Lipid droplet accumulation occurs early following Salmonella infection and contributes to intracellular bacterial survival and replication

Salmonellosis is a public health problem caused by Salmonella sp., a highly adapted facultative intracellular pathogen. After internalization, Salmonella sp. Manipulates several host processes, mainly through the activation of the type III secretion system (T3SS), including modification of host lipid metabolism and lipid droplet (LD) accumulation.

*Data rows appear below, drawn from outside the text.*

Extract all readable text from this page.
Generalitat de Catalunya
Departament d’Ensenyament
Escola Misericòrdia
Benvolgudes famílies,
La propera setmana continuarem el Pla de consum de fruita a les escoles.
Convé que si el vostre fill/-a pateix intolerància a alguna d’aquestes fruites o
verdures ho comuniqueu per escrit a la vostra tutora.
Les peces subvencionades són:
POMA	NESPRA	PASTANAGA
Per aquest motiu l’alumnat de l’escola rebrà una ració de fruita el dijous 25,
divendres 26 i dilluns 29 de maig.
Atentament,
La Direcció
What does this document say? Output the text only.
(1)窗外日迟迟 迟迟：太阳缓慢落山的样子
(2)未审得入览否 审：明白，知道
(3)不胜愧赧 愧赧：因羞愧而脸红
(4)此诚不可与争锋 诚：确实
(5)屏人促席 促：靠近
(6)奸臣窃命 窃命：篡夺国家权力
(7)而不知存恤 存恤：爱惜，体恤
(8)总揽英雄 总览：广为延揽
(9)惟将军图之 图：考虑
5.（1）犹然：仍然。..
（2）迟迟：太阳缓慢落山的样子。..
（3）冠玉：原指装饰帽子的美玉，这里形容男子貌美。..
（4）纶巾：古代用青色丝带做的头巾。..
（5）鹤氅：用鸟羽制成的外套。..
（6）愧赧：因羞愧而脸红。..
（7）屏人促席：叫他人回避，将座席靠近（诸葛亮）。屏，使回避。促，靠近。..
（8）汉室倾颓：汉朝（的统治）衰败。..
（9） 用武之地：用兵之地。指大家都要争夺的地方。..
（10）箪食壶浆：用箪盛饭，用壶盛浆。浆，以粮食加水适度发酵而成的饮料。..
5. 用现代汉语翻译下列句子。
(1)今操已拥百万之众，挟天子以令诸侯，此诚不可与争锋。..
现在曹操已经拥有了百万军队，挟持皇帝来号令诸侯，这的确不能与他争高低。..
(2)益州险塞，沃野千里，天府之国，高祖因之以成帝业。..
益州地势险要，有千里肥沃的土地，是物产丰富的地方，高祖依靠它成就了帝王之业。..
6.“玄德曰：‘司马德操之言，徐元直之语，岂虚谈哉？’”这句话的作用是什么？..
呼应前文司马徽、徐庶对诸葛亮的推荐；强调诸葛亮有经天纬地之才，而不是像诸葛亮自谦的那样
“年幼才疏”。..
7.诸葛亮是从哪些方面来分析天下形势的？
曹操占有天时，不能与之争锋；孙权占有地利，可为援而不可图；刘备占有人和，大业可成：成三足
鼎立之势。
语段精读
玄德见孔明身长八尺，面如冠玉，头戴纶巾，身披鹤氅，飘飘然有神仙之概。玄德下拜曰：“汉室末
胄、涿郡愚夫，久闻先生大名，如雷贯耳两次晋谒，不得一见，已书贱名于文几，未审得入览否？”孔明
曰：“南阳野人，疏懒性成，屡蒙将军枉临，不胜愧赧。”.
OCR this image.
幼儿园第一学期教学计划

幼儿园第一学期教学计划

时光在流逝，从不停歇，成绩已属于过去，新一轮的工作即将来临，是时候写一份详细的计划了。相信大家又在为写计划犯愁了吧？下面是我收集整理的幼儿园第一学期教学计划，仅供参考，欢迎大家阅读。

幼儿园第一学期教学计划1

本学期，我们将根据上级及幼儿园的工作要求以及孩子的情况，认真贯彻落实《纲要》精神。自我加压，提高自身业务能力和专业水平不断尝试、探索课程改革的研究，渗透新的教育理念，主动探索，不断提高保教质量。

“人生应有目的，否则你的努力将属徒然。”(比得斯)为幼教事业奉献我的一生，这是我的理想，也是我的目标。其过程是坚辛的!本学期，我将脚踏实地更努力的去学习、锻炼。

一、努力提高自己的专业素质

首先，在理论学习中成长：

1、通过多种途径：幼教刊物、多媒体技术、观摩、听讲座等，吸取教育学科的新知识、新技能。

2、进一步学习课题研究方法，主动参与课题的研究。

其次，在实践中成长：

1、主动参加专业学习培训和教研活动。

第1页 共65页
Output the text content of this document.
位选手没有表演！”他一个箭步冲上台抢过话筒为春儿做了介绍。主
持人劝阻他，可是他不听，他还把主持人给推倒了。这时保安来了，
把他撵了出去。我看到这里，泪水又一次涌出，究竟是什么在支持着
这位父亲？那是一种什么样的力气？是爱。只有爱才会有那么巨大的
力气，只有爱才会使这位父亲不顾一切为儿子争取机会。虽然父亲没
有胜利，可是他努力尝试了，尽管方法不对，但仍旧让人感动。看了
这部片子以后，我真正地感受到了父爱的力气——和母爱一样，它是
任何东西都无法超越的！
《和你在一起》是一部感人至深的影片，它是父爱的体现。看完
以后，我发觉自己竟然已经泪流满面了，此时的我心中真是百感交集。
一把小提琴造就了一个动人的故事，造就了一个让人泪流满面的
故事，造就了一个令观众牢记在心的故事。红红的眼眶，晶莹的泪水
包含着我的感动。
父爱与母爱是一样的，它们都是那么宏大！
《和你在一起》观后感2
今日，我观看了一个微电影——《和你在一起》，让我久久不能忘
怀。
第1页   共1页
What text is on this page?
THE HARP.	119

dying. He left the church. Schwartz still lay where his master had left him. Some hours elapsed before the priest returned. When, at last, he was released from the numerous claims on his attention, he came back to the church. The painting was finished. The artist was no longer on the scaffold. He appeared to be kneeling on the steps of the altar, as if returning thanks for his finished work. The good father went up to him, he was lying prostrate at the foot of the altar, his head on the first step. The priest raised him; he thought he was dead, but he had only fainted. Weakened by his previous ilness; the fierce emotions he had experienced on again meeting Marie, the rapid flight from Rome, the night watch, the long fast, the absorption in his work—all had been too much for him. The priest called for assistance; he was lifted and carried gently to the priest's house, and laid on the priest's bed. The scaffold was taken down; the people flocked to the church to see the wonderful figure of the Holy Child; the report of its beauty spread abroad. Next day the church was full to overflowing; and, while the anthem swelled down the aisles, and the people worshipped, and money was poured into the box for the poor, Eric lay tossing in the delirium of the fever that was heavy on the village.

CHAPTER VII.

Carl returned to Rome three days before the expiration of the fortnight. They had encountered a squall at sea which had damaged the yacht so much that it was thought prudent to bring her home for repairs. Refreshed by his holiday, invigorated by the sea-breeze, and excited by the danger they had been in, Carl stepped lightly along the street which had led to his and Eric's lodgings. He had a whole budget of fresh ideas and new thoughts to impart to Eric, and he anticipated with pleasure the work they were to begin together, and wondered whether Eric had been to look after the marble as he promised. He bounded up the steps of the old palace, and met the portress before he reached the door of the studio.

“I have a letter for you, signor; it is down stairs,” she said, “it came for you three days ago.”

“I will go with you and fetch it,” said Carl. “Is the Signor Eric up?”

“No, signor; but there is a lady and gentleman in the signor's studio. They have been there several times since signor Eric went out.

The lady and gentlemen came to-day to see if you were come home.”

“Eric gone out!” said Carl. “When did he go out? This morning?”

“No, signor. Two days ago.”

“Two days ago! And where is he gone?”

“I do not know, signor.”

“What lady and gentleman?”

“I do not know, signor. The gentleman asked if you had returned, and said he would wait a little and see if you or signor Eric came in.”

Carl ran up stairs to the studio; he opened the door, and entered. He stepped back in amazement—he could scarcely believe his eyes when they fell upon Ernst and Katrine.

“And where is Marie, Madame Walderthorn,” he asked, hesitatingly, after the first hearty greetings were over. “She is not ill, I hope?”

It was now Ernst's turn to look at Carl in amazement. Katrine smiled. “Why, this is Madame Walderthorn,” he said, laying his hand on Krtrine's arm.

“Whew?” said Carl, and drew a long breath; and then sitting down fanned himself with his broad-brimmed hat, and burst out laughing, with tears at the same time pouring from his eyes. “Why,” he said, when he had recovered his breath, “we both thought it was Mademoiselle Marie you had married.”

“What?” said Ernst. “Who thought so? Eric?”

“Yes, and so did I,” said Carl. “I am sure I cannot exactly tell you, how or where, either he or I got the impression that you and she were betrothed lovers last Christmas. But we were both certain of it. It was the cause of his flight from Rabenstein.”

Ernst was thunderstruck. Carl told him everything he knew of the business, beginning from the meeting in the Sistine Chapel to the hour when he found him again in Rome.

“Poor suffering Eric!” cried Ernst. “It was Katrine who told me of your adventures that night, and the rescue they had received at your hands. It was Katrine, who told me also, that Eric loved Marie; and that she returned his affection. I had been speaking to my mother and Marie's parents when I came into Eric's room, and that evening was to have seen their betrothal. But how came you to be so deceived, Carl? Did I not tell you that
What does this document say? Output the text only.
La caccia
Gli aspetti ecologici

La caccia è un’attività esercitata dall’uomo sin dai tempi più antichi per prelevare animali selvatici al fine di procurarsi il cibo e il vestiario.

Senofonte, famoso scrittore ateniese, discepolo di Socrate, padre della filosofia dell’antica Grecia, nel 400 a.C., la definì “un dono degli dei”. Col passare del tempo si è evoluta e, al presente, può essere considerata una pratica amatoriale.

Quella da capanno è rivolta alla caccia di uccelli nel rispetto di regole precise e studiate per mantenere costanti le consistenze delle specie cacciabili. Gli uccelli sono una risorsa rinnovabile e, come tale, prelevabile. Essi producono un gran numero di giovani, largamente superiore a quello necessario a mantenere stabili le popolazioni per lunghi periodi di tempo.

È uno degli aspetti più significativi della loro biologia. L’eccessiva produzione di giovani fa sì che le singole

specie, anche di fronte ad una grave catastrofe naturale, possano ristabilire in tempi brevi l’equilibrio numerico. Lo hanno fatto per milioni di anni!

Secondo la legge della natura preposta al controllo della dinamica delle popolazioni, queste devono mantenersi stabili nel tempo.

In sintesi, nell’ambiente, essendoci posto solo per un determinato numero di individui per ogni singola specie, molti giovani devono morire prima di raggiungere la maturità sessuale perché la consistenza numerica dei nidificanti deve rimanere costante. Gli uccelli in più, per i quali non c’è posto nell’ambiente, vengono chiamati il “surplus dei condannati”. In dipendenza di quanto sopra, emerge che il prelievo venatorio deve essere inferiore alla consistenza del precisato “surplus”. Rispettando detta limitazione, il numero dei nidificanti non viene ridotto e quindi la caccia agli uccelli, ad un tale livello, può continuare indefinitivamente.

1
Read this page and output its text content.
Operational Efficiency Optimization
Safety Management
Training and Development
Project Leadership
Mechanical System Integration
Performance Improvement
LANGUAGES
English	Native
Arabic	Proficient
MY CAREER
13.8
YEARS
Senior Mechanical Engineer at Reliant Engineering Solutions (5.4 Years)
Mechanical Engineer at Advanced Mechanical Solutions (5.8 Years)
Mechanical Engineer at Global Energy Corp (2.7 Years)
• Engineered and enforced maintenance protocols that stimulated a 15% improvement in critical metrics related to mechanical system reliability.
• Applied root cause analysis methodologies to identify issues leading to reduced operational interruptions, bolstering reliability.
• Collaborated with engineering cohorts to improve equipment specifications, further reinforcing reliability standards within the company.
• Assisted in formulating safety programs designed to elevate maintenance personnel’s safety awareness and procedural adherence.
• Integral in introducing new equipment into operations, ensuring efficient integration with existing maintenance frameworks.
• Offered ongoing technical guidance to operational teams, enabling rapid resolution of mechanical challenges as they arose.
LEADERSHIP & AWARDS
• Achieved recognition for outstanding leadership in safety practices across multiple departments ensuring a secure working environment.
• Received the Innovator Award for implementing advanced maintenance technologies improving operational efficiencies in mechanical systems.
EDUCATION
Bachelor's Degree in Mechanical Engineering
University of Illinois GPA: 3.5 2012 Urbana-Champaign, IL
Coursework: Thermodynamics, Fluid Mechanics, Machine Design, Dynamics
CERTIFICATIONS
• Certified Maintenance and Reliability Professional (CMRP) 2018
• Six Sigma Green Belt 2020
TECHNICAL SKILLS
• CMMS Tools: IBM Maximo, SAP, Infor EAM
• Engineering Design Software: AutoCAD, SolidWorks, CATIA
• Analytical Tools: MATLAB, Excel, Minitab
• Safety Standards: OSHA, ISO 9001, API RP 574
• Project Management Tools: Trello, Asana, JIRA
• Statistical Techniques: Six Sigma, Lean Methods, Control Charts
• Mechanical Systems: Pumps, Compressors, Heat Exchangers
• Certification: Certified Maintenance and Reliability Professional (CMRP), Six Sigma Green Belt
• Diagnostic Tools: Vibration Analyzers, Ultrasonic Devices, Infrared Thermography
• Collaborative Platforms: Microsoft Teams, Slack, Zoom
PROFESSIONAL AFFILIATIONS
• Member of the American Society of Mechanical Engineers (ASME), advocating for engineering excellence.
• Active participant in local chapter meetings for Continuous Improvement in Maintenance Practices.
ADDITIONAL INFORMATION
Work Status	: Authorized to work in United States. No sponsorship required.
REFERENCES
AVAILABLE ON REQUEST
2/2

LDs are dynamic and complex lipid-rich organelles involved in several cellular processes. The present study investigated the mechanism involved in LD biogenesis in Salmonella-infected macrophages and its role in bacterial pathogenicity. Here, we reported that S. Typhimurium induced a rapid time-dependent increase of LD formation in macrophages. The LD biogenesis was demonstrated to depend on Salmonella's viability and SPI1-related T3SS activity, with the participation of Toll-Like Receptor (TLR) signaling. We also observed that LD accumulation occurs through TLR2-dependent signaling and is counter-regulated by TLR4. Last, the pharmacologic modulation of LD formation by inhibiting diacylglycerol O-acyltransferase 1 (DGAT1) and cytosolic phospholipase A2 (cPLA2) significantly reduced the intracellular bacterial proliferation and impaired the prostaglandin E2 (PGE(2)) synthesis. Collectively, our data suggest the role of LDs on S. typhimurium intracellular survival and replication in macrophages. This data set provides new perspectives for future investigations about LDs in host-pathogen interaction.

Automated summary

The study found that LD formation in macrophages infected with Salmonella Typhimurium rapidly increased, depending on the viability of Salmonella and T3SS activity, and regulated by TLR signaling. LD accumulation occurs through TLR2-dependent signaling and is counter-regulated by TLR4.